EBITDA to sales ratios (
EBITDA margins) are trending up by revenue of a software company as EBITDA nicely scales in the software industry. Hence EBITDA margins may vary as well from 10 % to 35 % across the industry, highly depending on company size and sector.
The average EBITDA margin is about 25,9 %
in 2019 on a trailing-12-months,
falling to 22,6 % in Q1 2020
according to
CSI Market. That actually positions the evaluations in multiples of revenue and EBITDA into the same ballpark.
How does this now impact your strategy discussion
in the boardroom? You want to grow 50% in revenue by M&A. The outcome is that you actually spend 2-7 times on acquired revenues (Europe on the lower end). 50% growth times 3 is a 150% investment of your current revenue. If most of the assets you acquire are software IP and intangible assets, you may need to amortize more than 50-70 % of the M&A transaction value over the course of 3-8 years in your P&L. That leads to an amortization of 150 % of current revenue equal M&A transaction value * 60 % amortization ratio / 5 years amortization period = 18% amortization of current revenue per year.
This number may vary a lot by the M&A transaction and it is down to international accounting standards.
Let's make an assumption your revenue is growing by 50 % by M&A and your EBITDA will grow 50 % + as well as you are spending some money for organic growth on integration and further growth initiatives into SG&A. Your EBITDA margin was 20 % before and stay at this level on a higher revenue, you will be hit by your M&A amortization at 12 % of your higher revenue level.
Actually you can easily more than half your contribution from your EBITDA
(from 20% to 8 % in this case) to net profits by the M&A amortization being on a buy and build strategy. If you have once acquired the companies, it will not change soon as you need to run out of your amortization periods for a couple of years to get back to higher net profits.

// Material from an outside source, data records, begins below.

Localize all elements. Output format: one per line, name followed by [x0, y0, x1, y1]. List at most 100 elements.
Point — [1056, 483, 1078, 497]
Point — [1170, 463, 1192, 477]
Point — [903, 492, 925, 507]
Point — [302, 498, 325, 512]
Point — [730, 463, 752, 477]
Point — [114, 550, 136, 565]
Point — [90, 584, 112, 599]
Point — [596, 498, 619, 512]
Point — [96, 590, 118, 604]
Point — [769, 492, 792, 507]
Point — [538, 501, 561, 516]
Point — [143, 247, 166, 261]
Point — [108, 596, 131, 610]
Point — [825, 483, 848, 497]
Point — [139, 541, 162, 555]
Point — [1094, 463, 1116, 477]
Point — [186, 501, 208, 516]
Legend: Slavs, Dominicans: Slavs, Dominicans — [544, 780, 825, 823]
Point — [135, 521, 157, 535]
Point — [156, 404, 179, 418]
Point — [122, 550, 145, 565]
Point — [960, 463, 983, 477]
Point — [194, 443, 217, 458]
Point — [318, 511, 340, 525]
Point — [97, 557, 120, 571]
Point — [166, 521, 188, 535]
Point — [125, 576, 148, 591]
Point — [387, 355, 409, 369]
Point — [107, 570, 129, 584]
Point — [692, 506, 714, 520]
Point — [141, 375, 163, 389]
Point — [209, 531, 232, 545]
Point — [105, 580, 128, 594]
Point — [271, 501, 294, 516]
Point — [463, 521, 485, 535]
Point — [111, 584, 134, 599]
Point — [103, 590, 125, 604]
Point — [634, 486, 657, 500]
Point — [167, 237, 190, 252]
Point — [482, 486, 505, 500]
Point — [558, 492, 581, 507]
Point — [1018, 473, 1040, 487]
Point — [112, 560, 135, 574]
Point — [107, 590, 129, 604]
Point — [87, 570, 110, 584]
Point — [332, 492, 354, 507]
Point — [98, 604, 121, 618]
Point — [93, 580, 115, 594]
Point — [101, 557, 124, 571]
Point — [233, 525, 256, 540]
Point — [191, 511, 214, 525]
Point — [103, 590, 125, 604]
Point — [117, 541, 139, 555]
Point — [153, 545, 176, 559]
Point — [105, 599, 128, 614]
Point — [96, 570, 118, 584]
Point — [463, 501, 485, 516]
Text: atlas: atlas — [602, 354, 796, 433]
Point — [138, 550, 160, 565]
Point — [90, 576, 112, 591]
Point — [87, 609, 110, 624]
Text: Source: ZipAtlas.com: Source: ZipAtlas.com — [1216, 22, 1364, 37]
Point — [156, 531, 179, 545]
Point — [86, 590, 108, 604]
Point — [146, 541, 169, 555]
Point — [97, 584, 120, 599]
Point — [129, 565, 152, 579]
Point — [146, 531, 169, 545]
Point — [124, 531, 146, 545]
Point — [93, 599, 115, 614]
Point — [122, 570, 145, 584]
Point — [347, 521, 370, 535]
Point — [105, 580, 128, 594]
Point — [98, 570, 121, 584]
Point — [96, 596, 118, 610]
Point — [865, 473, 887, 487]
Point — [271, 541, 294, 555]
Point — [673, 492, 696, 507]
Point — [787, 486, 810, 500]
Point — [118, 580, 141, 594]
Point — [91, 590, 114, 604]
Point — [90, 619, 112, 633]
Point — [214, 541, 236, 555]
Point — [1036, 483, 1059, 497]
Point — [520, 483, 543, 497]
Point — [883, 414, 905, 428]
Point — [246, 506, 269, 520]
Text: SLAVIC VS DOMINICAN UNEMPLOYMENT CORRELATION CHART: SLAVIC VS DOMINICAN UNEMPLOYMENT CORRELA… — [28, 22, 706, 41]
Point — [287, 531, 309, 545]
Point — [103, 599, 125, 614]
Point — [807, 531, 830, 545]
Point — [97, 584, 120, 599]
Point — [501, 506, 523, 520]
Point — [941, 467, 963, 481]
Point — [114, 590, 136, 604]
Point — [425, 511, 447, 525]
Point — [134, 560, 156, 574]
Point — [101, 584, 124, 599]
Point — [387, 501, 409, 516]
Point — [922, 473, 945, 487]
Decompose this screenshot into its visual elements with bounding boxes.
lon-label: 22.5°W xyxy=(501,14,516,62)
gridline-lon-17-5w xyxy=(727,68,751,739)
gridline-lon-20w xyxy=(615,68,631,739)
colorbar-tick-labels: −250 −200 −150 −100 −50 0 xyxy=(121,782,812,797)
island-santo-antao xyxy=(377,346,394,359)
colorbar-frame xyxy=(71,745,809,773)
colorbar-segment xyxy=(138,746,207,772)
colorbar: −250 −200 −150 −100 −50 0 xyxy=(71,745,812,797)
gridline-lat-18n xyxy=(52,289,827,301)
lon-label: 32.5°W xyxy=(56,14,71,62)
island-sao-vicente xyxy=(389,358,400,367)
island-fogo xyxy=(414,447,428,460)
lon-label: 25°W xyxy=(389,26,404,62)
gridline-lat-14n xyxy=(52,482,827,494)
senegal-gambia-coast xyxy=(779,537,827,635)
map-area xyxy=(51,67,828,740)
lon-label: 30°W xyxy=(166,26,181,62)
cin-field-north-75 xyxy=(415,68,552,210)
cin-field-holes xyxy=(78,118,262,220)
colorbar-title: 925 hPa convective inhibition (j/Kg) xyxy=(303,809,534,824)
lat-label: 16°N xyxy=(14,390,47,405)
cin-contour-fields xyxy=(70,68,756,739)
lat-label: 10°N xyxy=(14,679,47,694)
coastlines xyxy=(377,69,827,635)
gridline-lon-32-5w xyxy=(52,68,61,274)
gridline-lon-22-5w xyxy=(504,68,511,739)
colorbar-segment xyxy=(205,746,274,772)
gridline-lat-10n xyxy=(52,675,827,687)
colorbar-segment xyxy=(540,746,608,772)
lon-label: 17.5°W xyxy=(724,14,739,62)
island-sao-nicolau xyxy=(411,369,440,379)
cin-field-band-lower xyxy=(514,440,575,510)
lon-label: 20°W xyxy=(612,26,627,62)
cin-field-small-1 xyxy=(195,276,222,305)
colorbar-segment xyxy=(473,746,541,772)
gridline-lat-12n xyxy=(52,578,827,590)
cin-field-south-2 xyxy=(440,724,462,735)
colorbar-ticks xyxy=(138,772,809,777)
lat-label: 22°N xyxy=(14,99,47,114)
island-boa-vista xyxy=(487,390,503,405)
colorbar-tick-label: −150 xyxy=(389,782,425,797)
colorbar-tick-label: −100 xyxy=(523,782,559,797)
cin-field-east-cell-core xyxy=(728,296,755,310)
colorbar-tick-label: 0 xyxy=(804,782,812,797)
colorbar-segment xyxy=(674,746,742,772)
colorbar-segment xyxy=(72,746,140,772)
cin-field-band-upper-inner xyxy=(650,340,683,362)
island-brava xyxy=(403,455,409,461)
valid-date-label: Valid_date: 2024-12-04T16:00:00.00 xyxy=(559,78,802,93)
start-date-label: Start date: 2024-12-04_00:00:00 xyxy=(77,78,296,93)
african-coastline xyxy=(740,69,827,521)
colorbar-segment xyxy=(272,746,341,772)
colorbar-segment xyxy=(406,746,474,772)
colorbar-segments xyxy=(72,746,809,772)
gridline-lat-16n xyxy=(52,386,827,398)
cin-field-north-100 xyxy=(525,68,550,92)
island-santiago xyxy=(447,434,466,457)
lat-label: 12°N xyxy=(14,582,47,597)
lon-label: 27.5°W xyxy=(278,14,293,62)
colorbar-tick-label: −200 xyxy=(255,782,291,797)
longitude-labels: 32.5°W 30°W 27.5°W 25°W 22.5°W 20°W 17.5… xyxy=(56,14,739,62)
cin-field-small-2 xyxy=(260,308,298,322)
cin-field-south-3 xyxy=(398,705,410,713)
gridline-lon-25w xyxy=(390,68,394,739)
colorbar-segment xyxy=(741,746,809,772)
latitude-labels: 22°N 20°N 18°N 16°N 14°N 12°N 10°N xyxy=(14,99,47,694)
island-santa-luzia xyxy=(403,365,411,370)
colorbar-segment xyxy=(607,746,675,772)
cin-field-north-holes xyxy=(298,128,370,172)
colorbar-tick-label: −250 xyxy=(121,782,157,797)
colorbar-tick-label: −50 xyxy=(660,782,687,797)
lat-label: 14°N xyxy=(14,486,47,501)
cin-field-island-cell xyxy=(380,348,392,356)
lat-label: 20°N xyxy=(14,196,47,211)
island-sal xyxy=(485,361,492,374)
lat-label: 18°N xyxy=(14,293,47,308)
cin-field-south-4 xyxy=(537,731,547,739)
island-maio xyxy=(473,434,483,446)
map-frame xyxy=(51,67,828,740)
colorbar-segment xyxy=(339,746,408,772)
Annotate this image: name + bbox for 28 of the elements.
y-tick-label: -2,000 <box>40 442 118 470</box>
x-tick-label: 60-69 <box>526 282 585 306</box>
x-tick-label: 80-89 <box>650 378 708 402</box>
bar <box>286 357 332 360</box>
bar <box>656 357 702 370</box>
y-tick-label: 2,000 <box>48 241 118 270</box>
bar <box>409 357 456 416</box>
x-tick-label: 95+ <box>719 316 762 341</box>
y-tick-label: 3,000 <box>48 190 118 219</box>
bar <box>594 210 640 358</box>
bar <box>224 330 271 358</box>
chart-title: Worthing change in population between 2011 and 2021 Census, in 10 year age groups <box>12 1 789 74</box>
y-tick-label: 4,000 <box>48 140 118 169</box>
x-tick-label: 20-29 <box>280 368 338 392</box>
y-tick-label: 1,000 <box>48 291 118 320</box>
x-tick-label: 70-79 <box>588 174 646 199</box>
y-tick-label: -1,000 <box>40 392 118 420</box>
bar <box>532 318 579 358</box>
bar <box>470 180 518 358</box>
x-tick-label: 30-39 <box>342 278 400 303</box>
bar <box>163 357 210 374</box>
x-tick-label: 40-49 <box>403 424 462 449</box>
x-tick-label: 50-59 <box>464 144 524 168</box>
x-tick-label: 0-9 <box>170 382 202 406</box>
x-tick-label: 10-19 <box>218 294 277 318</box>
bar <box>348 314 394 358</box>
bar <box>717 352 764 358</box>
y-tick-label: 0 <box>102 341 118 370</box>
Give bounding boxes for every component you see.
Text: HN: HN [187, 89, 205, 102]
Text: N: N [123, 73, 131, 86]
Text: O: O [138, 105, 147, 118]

There is no fast strategy change on the net profit side.
This is not an issue
as your company valuation
in the software industry is determined by revenue and EBITDA multiples and outgrowing the market may get you a premium. But you take a conscious decision for a few years on net profits. It really depends if you are looking for creating company value through a growth strategy and gaining market share (you may look at Salesforce (c)) or an optimization case on net earnings. On the long run from my point of view the software industry is rewarding the top players of its market segments most. This is a conceptual debate on strategy to have.